Brenda destaca estar saindo de uma instituição religiosa, por isso mesmo não pode se opor à forma como vai receber seu diploma. “Está na Bíblia, não julgues para não ser julgado”, ressalta. Ela acrescenta estar também amparada pela Constituição Federal e pelo Conselho Federal de Psicologia, que não vê a homossexualidade como patologia. “E o Judiciário me protege, porque é um direito meu”, completa.

Orientação sexual é uma coisa muito bem resolvida, salienta, ao observar que quando trata um paciente – e já o fez durante todo o período de estágio – quer saber da vida dele, não da sua. Mas vai atender em consultório como Paulo Rogério. “Cada coisa no seu momento. Nunca vou levar minha sexualidade para dentro do setting terapêutico”, fala. O convite de formatura conta a história do Paulo, com uma foto da Brenda ao fundo de formanda. Sua intenção foi de fazer um reconhecimento público à figura materna e a uma amiga que considera ter sido um ser humano ímpar.

Brenda não tem carteira social e nem teve vontade de fazer, mas é muito conhecida pelo Carnaval e por já ter concorrido a vereadora.

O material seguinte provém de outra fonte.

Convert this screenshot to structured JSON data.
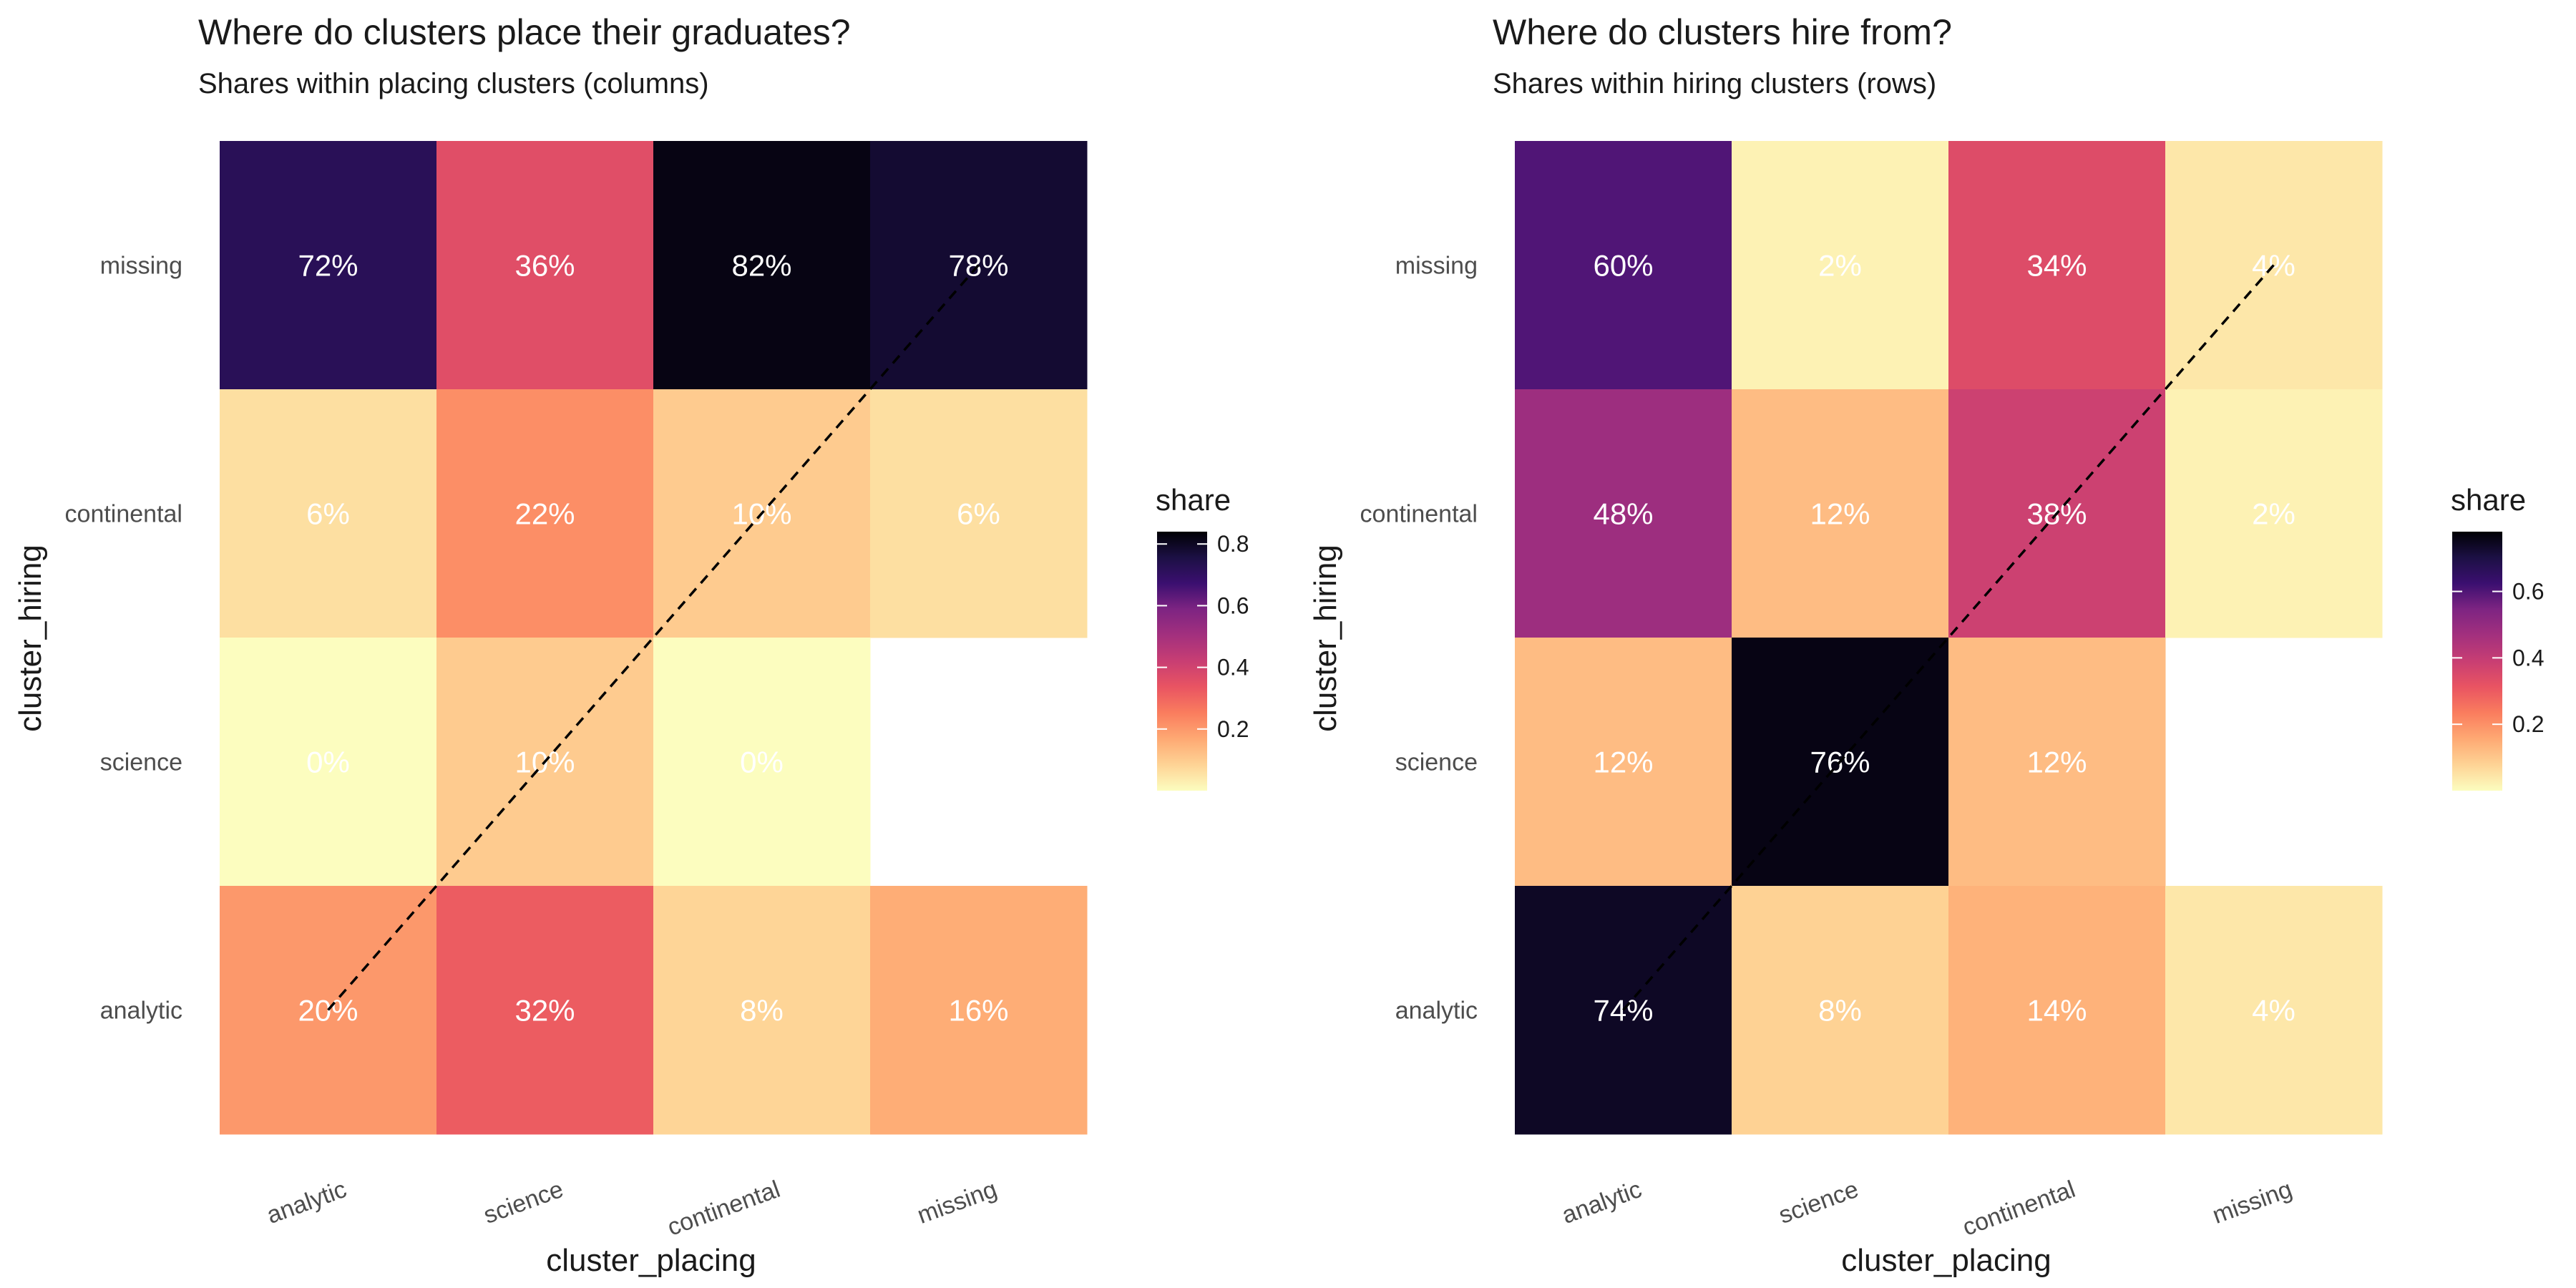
{
  "chart_data": [
    {
      "type": "heatmap",
      "title": "Where do clusters place their graduates?",
      "subtitle": "Shares within placing clusters (columns)",
      "xlabel": "cluster_placing",
      "ylabel": "cluster_hiring",
      "x_categories": [
        "analytic",
        "science",
        "continental",
        "missing"
      ],
      "y_categories": [
        "missing",
        "continental",
        "science",
        "analytic"
      ],
      "values": [
        [
          0.72,
          0.36,
          0.82,
          0.78
        ],
        [
          0.06,
          0.22,
          0.1,
          0.06
        ],
        [
          0.0,
          0.1,
          0.0,
          null
        ],
        [
          0.2,
          0.32,
          0.08,
          0.16
        ]
      ],
      "labels": [
        [
          "72%",
          "36%",
          "82%",
          "78%"
        ],
        [
          "6%",
          "22%",
          "10%",
          "6%"
        ],
        [
          "0%",
          "10%",
          "0%",
          ""
        ],
        [
          "20%",
          "32%",
          "8%",
          "16%"
        ]
      ],
      "diagonal": "dashed",
      "legend": {
        "title": "share",
        "ticks": [
          "0.2",
          "0.4",
          "0.6",
          "0.8"
        ],
        "range": [
          0,
          0.84
        ],
        "placement": "right"
      },
      "colormap": "magma_r"
    },
    {
      "type": "heatmap",
      "title": "Where do clusters hire from?",
      "subtitle": "Shares within hiring clusters (rows)",
      "xlabel": "cluster_placing",
      "ylabel": "cluster_hiring",
      "x_categories": [
        "analytic",
        "science",
        "continental",
        "missing"
      ],
      "y_categories": [
        "missing",
        "continental",
        "science",
        "analytic"
      ],
      "values": [
        [
          0.6,
          0.02,
          0.34,
          0.04
        ],
        [
          0.48,
          0.12,
          0.38,
          0.02
        ],
        [
          0.12,
          0.76,
          0.12,
          null
        ],
        [
          0.74,
          0.08,
          0.14,
          0.04
        ]
      ],
      "labels": [
        [
          "60%",
          "2%",
          "34%",
          "4%"
        ],
        [
          "48%",
          "12%",
          "38%",
          "2%"
        ],
        [
          "12%",
          "76%",
          "12%",
          ""
        ],
        [
          "74%",
          "8%",
          "14%",
          "4%"
        ]
      ],
      "diagonal": "dashed",
      "legend": {
        "title": "share",
        "ticks": [
          "0.2",
          "0.4",
          "0.6"
        ],
        "range": [
          0,
          0.78
        ],
        "placement": "right"
      },
      "colormap": "magma_r"
    }
  ]
}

Por isso mesmo já ganhou judicialmente o direito de concorrer com o nome social. “Entrei na faculdade de cabeça erguida, sofri preconceito, mas sei lidar com isso. A vida para nós homossexuais é mais difícil. Mas nem por isso desisti do meu objetivo”, frisa.

Cursar psicologia foi uma forma de autoconhecimento. Não pensava em clinicar. Mas pegou gosto e se deu conta ao longo do caminho que havia encontrado sua vocação, pela vontade de ajudar a resolver os problemas das pessoas. O diploma é uma conquista, sobretudo por não ter sido uma trajetória simples. Pelo caminho enfrentou internações hospitalares, inclusive em Unidade de Tratamento Intensivo (UTI), por problemas cardíacos e de coluna. O diploma pode ser dele que frequentou as aulas, mas considera que muito mais da mãe. “Minha festa também é dela. Não cheguei a lugar algum sozinho”, garante.

Adelina Nunes, a mãe, também diz se sentir realizada com a realização dele. “Tenho um filho maravilhoso, especial. Aconselho a todas as mães que não façam da sexualidade dos filhos um terror. Hoje ele é o meu maior orgulho. Se voltasse atrás não teria sofrido. É perda de tempo. Só deixei de ficar envergonhada o dia que me dei conta que o filho é meu, responsabilidade minha e que ele é muito melhor que tudo isso”, afirma.